Hubo, sin embargo, un tercer ethos en el siglo XIX que es esperanzador para quienes habitamos el siglo en que una parte de esa historia se repite. Marx dedicó su vida al estudio de las fuerzas productivas, al estudio del sistema que criticaba, al estudio del funcionamiento del capital. Si su discurso fue tan poderoso fue por su sólido apoyo no sólo en la tradición de las humanidades, sino también en el análisis profundo de los aspectos técnicos del sistema de poderes y valores de su época. La crítica efectiva, en contextos así, es una crítica nerd, es una crítica que se introduce en los debates y en el desarrollo teórico que construyó el poder, dando respuestas incisivas, pertinentes, y acordes a las reivindicaciones del campo popular.

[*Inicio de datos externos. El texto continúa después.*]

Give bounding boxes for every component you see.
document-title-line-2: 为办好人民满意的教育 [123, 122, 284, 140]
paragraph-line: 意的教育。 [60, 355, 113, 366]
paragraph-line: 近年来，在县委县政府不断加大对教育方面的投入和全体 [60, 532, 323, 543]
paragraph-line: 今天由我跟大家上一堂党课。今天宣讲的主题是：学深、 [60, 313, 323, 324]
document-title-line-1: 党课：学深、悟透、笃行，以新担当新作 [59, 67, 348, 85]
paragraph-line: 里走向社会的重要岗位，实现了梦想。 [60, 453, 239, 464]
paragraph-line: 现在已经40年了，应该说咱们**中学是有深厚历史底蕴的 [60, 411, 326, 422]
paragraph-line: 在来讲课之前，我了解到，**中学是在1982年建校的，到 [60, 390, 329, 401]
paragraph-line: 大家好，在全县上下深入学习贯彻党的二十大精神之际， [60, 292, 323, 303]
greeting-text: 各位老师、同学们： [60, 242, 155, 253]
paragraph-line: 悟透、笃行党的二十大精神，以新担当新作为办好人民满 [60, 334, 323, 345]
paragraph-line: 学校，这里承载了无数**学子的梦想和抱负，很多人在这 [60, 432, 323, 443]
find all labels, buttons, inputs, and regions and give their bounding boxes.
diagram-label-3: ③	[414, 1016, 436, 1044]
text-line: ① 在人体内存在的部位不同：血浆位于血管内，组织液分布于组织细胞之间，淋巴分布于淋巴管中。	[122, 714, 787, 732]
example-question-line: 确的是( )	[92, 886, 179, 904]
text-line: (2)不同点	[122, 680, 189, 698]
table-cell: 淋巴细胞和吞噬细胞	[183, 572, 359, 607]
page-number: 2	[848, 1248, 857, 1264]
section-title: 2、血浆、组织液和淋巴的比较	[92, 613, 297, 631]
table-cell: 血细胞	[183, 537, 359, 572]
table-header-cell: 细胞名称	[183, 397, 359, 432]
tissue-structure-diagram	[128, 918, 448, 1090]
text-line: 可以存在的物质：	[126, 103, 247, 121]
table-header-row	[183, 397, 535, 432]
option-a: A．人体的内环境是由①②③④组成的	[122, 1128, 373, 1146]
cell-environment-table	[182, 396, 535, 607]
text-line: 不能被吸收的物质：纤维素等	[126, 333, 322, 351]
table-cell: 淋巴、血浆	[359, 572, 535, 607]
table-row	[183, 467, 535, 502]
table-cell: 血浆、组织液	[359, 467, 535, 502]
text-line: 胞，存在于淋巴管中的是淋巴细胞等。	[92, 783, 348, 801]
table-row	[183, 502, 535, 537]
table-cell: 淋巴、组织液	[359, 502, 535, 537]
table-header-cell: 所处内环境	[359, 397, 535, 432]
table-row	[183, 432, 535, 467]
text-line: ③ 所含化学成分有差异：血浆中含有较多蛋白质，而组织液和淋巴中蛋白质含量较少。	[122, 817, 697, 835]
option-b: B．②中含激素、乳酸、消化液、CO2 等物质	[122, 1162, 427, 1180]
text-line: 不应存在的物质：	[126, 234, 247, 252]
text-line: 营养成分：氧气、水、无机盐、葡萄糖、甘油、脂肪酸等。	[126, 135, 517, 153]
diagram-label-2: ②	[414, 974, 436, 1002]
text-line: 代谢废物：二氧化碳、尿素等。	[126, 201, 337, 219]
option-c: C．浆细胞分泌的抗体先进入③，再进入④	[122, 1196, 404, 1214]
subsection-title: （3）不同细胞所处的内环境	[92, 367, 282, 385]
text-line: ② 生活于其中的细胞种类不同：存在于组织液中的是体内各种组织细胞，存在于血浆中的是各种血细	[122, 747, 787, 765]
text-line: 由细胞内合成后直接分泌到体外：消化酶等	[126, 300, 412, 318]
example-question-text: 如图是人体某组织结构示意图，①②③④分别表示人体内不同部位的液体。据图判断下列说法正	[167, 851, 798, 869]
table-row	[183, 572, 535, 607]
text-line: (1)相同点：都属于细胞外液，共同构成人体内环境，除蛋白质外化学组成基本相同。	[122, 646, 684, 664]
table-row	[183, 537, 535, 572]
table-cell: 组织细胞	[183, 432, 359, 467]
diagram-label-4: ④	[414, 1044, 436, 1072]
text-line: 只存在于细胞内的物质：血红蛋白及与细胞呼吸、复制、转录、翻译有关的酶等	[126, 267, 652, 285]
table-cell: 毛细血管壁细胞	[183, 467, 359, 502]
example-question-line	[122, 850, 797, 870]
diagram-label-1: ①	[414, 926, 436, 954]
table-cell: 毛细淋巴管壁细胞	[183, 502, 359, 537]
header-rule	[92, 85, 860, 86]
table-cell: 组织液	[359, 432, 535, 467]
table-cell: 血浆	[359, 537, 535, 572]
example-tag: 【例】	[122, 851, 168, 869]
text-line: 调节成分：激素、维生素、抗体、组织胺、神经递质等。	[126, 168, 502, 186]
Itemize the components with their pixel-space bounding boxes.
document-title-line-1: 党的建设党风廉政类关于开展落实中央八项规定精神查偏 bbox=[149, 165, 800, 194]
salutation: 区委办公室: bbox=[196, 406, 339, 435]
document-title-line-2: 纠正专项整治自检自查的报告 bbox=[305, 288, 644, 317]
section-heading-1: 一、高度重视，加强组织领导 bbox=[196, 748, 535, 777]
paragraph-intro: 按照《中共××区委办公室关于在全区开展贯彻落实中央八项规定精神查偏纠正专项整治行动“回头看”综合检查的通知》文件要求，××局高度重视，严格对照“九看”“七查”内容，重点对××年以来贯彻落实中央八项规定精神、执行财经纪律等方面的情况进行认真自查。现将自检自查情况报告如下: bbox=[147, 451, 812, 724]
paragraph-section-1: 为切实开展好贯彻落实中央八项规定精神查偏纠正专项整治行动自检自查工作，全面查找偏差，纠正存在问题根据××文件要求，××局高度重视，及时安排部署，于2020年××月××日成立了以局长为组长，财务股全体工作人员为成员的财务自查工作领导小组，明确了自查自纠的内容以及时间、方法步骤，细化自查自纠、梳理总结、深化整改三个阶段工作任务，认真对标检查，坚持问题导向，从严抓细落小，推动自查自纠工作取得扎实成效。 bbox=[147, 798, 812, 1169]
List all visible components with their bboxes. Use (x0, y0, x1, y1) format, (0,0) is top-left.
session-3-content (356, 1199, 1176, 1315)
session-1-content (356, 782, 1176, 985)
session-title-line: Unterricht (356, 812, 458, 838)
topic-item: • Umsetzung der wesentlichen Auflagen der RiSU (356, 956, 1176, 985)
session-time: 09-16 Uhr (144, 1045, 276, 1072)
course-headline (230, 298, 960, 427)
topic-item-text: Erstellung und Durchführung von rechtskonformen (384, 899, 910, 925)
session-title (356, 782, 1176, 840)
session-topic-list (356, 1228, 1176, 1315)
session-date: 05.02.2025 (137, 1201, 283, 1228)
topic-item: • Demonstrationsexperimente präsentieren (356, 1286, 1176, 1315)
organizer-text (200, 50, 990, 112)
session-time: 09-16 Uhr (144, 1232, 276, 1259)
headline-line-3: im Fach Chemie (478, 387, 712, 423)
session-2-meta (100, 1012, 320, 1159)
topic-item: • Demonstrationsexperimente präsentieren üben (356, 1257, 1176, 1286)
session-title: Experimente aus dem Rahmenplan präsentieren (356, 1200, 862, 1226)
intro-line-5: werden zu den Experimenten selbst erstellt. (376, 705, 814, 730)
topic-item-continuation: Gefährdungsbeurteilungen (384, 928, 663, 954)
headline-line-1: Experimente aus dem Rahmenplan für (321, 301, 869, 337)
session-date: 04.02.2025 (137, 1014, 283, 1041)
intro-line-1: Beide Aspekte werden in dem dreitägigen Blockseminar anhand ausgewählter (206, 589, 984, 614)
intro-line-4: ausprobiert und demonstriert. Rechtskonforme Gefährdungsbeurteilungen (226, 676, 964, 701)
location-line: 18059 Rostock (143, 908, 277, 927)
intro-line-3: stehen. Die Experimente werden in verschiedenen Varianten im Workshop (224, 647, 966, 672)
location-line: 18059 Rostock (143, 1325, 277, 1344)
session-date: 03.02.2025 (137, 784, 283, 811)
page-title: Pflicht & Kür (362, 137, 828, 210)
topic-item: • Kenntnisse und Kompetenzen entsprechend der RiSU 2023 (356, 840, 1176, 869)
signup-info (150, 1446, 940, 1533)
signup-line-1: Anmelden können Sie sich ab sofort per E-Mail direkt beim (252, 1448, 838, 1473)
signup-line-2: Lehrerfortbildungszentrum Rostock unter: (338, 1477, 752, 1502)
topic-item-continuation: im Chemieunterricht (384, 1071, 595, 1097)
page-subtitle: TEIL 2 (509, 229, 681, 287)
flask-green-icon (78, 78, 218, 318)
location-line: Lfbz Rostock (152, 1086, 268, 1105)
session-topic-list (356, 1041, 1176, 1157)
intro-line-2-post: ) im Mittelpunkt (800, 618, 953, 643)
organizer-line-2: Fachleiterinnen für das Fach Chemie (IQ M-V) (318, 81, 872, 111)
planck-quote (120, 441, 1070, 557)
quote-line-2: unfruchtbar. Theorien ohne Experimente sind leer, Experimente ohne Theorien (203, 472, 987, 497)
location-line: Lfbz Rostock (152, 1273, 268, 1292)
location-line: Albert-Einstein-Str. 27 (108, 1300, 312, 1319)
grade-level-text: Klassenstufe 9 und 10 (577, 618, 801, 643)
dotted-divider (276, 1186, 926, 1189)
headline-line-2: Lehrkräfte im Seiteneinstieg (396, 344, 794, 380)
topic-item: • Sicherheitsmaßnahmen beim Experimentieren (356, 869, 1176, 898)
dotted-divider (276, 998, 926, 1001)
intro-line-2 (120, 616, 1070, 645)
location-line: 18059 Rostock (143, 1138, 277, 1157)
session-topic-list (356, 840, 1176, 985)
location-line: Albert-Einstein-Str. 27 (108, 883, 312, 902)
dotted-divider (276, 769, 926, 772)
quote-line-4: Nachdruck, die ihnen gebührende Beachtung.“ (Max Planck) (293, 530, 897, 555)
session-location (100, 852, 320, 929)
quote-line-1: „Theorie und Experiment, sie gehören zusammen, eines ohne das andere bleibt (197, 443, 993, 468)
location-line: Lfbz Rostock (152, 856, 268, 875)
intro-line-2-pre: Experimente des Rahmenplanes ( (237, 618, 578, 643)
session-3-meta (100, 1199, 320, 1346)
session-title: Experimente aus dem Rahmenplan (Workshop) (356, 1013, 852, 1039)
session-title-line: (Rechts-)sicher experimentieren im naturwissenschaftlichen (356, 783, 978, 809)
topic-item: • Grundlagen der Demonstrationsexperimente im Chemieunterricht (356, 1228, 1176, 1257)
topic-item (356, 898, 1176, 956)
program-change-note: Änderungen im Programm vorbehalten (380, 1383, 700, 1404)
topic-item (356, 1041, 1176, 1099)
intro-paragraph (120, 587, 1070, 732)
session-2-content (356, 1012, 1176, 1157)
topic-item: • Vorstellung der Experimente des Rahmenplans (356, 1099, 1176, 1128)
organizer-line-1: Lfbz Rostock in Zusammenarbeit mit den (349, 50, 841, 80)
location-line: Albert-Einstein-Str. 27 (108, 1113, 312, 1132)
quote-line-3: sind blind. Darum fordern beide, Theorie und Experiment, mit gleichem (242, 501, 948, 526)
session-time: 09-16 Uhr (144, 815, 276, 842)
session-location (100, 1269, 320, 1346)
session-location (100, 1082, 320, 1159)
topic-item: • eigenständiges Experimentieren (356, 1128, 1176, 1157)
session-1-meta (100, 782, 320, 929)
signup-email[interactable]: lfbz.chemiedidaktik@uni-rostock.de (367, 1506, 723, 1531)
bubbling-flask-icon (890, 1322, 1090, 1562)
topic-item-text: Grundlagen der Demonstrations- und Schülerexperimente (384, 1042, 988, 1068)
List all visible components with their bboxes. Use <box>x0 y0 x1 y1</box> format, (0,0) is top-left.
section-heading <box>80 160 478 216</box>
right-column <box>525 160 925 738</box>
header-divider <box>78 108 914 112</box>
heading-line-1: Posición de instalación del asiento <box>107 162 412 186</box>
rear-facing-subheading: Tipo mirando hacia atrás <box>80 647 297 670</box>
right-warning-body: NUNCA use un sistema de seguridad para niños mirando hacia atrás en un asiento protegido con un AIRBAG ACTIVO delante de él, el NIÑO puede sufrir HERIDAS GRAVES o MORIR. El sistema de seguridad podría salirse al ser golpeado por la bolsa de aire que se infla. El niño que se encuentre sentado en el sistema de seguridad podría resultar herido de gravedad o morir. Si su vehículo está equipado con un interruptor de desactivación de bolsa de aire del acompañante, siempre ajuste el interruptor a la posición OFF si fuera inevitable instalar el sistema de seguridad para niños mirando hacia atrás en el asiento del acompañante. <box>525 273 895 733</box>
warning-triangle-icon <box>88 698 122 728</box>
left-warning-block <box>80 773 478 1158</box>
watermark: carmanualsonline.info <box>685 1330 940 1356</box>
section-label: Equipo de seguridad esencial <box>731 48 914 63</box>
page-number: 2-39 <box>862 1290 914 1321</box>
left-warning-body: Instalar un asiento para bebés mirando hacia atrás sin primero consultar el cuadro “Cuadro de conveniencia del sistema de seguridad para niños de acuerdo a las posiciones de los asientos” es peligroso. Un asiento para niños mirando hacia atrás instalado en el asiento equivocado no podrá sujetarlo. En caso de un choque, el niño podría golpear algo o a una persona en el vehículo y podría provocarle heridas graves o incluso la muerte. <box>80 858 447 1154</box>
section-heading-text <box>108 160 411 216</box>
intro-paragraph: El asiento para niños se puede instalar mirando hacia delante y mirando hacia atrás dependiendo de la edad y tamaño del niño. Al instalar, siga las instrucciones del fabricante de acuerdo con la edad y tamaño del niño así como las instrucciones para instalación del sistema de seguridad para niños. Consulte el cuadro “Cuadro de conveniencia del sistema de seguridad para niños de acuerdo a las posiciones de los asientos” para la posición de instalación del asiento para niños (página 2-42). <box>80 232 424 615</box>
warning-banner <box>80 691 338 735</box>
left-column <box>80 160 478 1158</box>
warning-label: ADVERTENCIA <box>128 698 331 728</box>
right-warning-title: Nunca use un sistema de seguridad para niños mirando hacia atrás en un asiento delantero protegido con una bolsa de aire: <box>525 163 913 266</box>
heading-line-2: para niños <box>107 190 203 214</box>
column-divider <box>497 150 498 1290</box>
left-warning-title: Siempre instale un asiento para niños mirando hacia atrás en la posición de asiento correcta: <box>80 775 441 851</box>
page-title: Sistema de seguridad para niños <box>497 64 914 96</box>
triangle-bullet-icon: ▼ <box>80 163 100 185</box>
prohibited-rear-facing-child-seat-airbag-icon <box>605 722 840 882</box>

Desde el positivismo se lo acusó de romántico, y desde el romanticismo, de positivista. Pero hay una diferencia con el segundo respecto de la forma de su crítica, y una diferencia con el primero respecto de su motivación. Más allá de sus conclusiones, de su construcción teórica y su perspectiva macroeconómica, la crítica marxista hizo algo que el romanticismo no: dio el debate. La discusión sobre el futuro de la técnica es técnica, no porque así lo queramos sino porque la locomotora no quiere detenerse. Critiquemos y soñemos, pero aprendiendo bien cómo rediseñar.